Kitsa turned out to be a bird-like woman in her early 60s with a pair of very sharp eyes. With her in the little club room at the top of the stairs sat two younger men. Pantelis Kampaxis was a slim, athletic chap of twenty something, with plenty of charm and a nice girl by his side. The other man – ‘Pantatosakis, Iannis,' he introduced himself formally, adding a bone-crusher handshake – a former hero of the Minoa Kelefthos race, looked most impressive, a low-slung and stocky Hercules with a black beard and close-cut hair flecked with silver. Together we spread out my two pathetic-looking maps with their unconvincing red threadworm of a path. Iannis Pantatosakis stabbed his strong forefinger at various points along the route and shot out terse descriptions of each successive section, while I scribbled frantically in my notebook. The phrases fell like tablets of stone from the mountain: ‘Good road … asphalt from here to here … good road … dirt road … water here … shelter there … little bit problem here … dirt road … good road …' From what I could gather during this two-minute seminar, the whole trip would be a breeze, a gentle wander all the way on asphalt or dirt roads.
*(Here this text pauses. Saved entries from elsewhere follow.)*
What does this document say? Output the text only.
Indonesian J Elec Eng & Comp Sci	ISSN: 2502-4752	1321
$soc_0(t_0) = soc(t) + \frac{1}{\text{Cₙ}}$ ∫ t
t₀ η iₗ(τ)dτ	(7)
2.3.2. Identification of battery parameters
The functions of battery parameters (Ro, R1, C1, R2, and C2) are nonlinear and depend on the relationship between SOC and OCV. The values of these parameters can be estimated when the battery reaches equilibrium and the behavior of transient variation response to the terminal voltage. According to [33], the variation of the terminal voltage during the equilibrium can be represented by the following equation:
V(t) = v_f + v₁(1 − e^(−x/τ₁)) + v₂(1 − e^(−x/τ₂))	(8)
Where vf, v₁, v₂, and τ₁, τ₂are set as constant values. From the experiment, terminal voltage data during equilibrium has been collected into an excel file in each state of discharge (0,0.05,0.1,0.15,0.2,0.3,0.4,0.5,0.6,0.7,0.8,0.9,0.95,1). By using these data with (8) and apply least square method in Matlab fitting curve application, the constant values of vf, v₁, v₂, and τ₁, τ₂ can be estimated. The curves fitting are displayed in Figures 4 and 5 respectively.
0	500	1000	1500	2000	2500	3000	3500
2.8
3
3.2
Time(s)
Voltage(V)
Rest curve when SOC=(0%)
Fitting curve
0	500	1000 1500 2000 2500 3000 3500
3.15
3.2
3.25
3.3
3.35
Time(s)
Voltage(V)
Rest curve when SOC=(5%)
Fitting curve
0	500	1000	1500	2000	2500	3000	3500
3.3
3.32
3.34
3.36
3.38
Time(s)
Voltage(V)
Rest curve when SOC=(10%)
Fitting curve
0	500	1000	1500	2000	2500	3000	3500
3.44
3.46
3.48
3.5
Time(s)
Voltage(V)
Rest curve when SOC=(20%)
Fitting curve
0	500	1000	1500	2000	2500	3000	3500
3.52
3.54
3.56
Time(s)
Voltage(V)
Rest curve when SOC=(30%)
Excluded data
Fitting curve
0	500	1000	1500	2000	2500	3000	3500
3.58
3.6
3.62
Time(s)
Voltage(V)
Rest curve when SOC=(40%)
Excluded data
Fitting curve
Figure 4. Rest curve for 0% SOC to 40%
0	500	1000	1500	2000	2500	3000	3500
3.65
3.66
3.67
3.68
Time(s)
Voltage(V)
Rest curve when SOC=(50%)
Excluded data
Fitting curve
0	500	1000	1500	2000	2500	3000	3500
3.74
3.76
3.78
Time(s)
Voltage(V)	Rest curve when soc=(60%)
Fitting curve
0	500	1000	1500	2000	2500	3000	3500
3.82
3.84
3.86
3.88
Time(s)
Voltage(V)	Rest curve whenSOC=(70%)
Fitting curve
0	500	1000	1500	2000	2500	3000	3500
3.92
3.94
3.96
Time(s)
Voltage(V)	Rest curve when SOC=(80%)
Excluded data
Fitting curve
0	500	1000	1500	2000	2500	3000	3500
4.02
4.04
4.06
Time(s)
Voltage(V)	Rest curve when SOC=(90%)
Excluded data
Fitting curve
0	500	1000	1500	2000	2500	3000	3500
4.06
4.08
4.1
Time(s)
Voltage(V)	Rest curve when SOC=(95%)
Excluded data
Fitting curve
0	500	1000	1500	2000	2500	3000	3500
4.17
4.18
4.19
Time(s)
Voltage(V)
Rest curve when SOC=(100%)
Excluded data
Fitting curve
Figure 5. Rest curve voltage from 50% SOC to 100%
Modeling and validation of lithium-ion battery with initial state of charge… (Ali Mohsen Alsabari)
Looking furtively at the mighty calves and barrel chest of Pantatosakis, his air of frighteningly hardy self-reliance, I wasn't entirely convinced by the dismissive ‘No problem, it's very easy' with which he concluded his survey.

Soon Pantatosakis, a man clearly ill at ease between four walls, was on his way down the stairs, three at a time. When he had gone, Kitsa and Pantelis Kampaxis filled me in on a few realities. I couldn't quite make out how much of the route was actually visible as a path on the ground, but it was clear that the Cretan leg of E4 was in an unfinished state. The route was supposed to be way-marked with ‘E4' signs in yellow and black, mounted as tin cut-outs on tall poles or painted onto prominent rocks along the way. But rain, sun, snow and itchy goats in search of a scratching place had worn away many of the painted signs, while most of the pole-mounted markers had been taken for souvenirs, snapped off for vandalistic fun, or shot full of holes by shepherds at target practice. One particular section, the seemingly straightforward run of coast between Agia Roumeli and Sougia towards the end of the walk, they wouldn't recommend I touch with a barge-pole. ‘Very bad marking,' said Kitsa, frowning, ‘very bad path – many cliffs. It's easy to lose your way, and if you break your leg you can lie many days with no help.' There seemed to be little formal accommodation along the route in terms of hotels or bed-and-breakfast places, though Kitsa and Pantelis both thought that hospitality towards the stranger still held good as a rule in the small hill villages and the scattered shepherds' huts in the mountains. And there were a couple of sections where I was definitely going to need some help with wayfinding for a day or so – making my way across the tangled landscape of the Dhikti Mountains south-east of Iraklion, climbing a still snow-clad Mount Psiloritis in the centre of the island, and crossing the high inner fastnesses of the White Mountains in the west, where sudden fogs could descend at this time of year and late-lying snow bridges hid sink holes many hundreds of feet deep.